The differential response of wild relatives in comparison with cultivated crop to the same culture conditions is a known phenomenon. In protoplast cultures, both plating efficiency and plant regeneration may be genotype-dependent. In an early study on mesophyll protoplasts of A. thaliana, Damm and Willmitzer (1988) noticed between 10- and 20-fold differences in the level of plating efficiency among the analyzed races. Similarly, differences in the ability to form colony and/or plant regeneration between wild and cultivated representatives of the same genus were observed in protoplast cultures of tomato (Mühlbach 1980), Helianthus (Bohorova et al. 1986) and, lately, Cichorium (Deryckere et al. 2012). In the present study, all wild D. carota subspecies showed high potential both for colony formation and plant regeneration, while two out of three wild Daucus species exhibited recalcitrant status, since mitotic divisions of protoplast-derived cells were arrested in early cultures. The factors preventing protoplasts from expressing totipotency may: (1) be related to the oxidative stress generated during protoplast isolation and subsequent culture; and/or (2) result from a lack of signaling molecules synthesized in plants and involved in the developmental process. The oxidative stress induced during the isolation procedure may be long-term and individual species may respond to it differently, among others, producing and cumulating peroxides and other active oxygen species (Watanabe et al. 2002; Davey et al. 2005c). It was postulated that suppressed expression of totipotency in protoplasts was correlated with reduced activity of the cellular antioxidant machinery (Papadakis et al. 2001). Protection from oxidative damage and, in consequence, overcoming protoplast recalcitrance may be possibly achieved by application of an exogenous antioxidant such as ascorbic acid, glutathione, tocopherol, polyamines, or n-propyl gallate.

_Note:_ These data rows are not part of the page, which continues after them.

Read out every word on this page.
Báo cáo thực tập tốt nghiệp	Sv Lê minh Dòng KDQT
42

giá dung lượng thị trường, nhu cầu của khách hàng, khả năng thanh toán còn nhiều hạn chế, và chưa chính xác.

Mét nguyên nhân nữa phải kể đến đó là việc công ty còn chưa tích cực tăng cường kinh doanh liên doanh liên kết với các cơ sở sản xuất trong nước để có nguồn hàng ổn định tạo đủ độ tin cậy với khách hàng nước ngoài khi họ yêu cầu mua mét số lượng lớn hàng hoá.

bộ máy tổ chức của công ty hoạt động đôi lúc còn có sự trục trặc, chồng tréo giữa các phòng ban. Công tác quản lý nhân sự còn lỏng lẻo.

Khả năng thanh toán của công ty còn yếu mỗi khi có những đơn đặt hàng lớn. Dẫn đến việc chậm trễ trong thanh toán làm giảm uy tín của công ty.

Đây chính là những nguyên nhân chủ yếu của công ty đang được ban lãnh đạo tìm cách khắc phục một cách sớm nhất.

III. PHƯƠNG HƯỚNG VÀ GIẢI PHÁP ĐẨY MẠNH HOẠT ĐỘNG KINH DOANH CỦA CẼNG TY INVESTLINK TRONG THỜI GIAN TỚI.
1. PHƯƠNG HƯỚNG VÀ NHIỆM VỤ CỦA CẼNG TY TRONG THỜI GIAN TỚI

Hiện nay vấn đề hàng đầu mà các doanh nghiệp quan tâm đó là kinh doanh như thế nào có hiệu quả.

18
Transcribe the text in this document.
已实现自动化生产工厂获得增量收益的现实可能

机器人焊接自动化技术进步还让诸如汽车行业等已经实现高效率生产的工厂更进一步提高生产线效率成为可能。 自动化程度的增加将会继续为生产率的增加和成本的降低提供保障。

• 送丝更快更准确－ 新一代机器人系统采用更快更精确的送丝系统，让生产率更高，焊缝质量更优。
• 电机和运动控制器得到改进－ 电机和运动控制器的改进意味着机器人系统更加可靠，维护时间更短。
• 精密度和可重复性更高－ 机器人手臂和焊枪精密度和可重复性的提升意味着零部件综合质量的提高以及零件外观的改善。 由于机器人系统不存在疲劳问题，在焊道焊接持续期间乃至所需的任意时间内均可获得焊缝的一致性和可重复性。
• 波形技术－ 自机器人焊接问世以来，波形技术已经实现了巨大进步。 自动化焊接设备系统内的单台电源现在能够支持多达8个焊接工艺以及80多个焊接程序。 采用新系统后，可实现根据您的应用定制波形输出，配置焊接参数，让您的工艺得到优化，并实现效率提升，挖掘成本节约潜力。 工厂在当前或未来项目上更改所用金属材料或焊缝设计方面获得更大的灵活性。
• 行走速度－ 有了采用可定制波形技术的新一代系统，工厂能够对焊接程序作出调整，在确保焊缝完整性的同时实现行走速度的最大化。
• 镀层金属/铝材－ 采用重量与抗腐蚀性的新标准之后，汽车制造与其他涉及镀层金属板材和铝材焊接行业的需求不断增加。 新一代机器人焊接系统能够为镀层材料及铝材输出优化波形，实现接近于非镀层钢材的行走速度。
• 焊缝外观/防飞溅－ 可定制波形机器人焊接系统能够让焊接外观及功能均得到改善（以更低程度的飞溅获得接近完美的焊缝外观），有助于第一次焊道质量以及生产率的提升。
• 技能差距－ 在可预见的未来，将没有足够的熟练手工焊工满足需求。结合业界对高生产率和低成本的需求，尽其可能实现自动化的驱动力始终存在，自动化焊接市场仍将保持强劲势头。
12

In conclusion, to our knowledge, this is the first report to show successful plant regeneration from leaf protoplast cultures of wild representatives within the Daucus genus. We demonstrated that high efficiency of cell colony formation and plant regeneration could be induced after protoplast embedding in a modified thin layer of filter-sterilized alginate and supplementation of culture medium with PSK. The protocol can be easily applied in rarely exploited protoplast fusion between cultivated carrot and wild Daucus species.